|
Overview: Developing the context for understanding the
application of Appreciative Inquiry and its relationship to social change

I am an African-American woman. Therefore, my research
orientation and the community/organizational work I do emerged from an
Afro-Centric frame of reference. Despite my being in a business curriculum, I
was drawn during the initial stages of my doctoral program to develop an
understanding of why youth were gravitating to gangs and as a result decided to
investigate if Appreciative Inquiry, which is an organization development
intervention strategy would work as a gang deactivation strategy. Given the
plight of African American youths' involvement in gangs, I did not, nor do I
now, apologize for my frame of reference. In 1993, a paper presented at the
Annual Meeting of the American Association of Community Colleges called for a
"wake-up call" directed at middle-class black Americans, specifically at
females, due to African- American women constituting 52 percent of the black
adult population. This call articulated the need for African Americans to begin
relying on themselves again, and bringing forth the energies and talents that
have characterized previous struggles (Phelps, 1993). I also found during the
course of my research and learning about Appreciative Inquiry and the plights
that face our children and ultimately the African American population at large,
that I changed, even though I thought, "I knew what I knew". Learning about the
negativity that ensconces our race from a different perspective provided me with
a far deeper insight than that which I had prior to engaging in this work.

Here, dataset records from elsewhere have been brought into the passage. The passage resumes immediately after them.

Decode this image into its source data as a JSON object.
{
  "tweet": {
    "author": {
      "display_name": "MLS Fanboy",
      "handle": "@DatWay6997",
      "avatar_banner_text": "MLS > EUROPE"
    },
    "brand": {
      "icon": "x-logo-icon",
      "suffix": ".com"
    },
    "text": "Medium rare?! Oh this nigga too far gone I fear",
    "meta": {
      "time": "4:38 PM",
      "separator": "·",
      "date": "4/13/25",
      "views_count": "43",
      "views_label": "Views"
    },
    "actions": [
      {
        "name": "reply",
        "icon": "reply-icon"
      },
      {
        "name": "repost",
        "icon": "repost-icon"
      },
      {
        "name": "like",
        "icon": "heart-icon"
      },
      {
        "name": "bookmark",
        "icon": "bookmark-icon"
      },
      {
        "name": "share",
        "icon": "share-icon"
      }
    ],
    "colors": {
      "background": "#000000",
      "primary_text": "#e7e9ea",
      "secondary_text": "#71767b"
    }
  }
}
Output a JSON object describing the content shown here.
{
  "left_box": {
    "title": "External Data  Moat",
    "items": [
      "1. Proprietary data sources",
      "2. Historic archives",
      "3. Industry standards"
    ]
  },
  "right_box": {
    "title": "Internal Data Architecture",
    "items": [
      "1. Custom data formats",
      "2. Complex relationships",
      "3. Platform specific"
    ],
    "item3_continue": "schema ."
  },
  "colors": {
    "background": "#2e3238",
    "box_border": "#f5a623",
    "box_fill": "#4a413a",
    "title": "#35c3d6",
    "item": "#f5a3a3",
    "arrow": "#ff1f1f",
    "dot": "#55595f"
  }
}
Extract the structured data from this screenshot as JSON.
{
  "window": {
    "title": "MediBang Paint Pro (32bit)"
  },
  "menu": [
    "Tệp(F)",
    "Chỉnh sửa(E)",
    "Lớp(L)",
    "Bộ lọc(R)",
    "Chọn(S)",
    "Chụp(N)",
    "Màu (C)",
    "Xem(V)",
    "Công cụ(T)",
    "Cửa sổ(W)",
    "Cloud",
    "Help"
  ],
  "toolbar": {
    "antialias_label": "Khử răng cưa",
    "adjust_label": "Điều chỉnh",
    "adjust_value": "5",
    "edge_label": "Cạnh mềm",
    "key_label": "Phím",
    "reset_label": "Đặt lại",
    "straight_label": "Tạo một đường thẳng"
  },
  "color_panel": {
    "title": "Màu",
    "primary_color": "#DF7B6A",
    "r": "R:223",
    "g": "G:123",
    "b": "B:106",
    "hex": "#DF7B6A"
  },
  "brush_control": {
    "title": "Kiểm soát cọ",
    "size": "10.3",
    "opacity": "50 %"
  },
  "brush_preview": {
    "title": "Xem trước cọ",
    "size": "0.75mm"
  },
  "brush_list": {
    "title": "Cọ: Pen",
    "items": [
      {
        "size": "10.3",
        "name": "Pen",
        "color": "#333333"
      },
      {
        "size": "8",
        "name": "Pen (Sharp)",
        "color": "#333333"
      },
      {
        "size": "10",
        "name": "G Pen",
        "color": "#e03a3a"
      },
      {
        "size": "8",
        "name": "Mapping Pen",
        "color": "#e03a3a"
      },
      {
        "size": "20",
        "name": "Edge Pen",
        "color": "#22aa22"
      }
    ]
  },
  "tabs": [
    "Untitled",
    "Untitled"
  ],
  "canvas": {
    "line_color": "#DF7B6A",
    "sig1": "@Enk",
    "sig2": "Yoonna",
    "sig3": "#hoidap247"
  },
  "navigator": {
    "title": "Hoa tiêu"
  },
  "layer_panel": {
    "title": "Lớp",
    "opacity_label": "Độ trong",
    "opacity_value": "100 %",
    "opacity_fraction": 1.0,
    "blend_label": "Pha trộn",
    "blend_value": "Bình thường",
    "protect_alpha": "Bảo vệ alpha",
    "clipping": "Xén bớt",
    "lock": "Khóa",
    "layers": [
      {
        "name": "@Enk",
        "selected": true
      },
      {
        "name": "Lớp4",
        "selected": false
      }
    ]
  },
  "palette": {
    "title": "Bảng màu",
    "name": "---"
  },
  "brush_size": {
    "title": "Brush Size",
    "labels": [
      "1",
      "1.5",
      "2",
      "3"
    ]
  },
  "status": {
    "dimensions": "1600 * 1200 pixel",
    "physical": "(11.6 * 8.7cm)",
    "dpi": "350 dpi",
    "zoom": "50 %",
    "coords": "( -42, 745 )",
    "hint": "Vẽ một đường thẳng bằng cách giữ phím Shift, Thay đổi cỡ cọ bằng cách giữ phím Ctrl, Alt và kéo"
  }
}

It
began a very spiritual journey for me.
In the face of examining the role of Appreciative Inquiry as an
intervention strategy that can help gang members transcend their
existing state, a logical question I had to ask was "What is there
to appreciate about gangs?" To answer that question and understand
the potential impact that Appreciative Inquiry could have on youth
in gangs, mentally I stripped away the veneer in order to see gang
members for what they are, and I learned that when we strip away
the publicized concept of the gang, the images we see in the media
and movies and the descriptions we read about in the newspapers,
the answer becomes very simple: they are youth. In many cases they
may be youth each of us knows, or they could be our own children.
Unfortunately, they are a critical part of our population that we
are losing to the death tolls that result from gang violence.
Therefore, if we are serious about stopping the gang violence,
we have to look within the hearts of these young people and beyond
the "hardness" that they attempt to project and help them to find
their inner beauty, which is why I found Appreciative Inquiry,
as a change facilitator to be so critical. It sets the stage for
us to move beyond the negativity in individuals, situations and/or
organizations and look at what works and what is beautiful.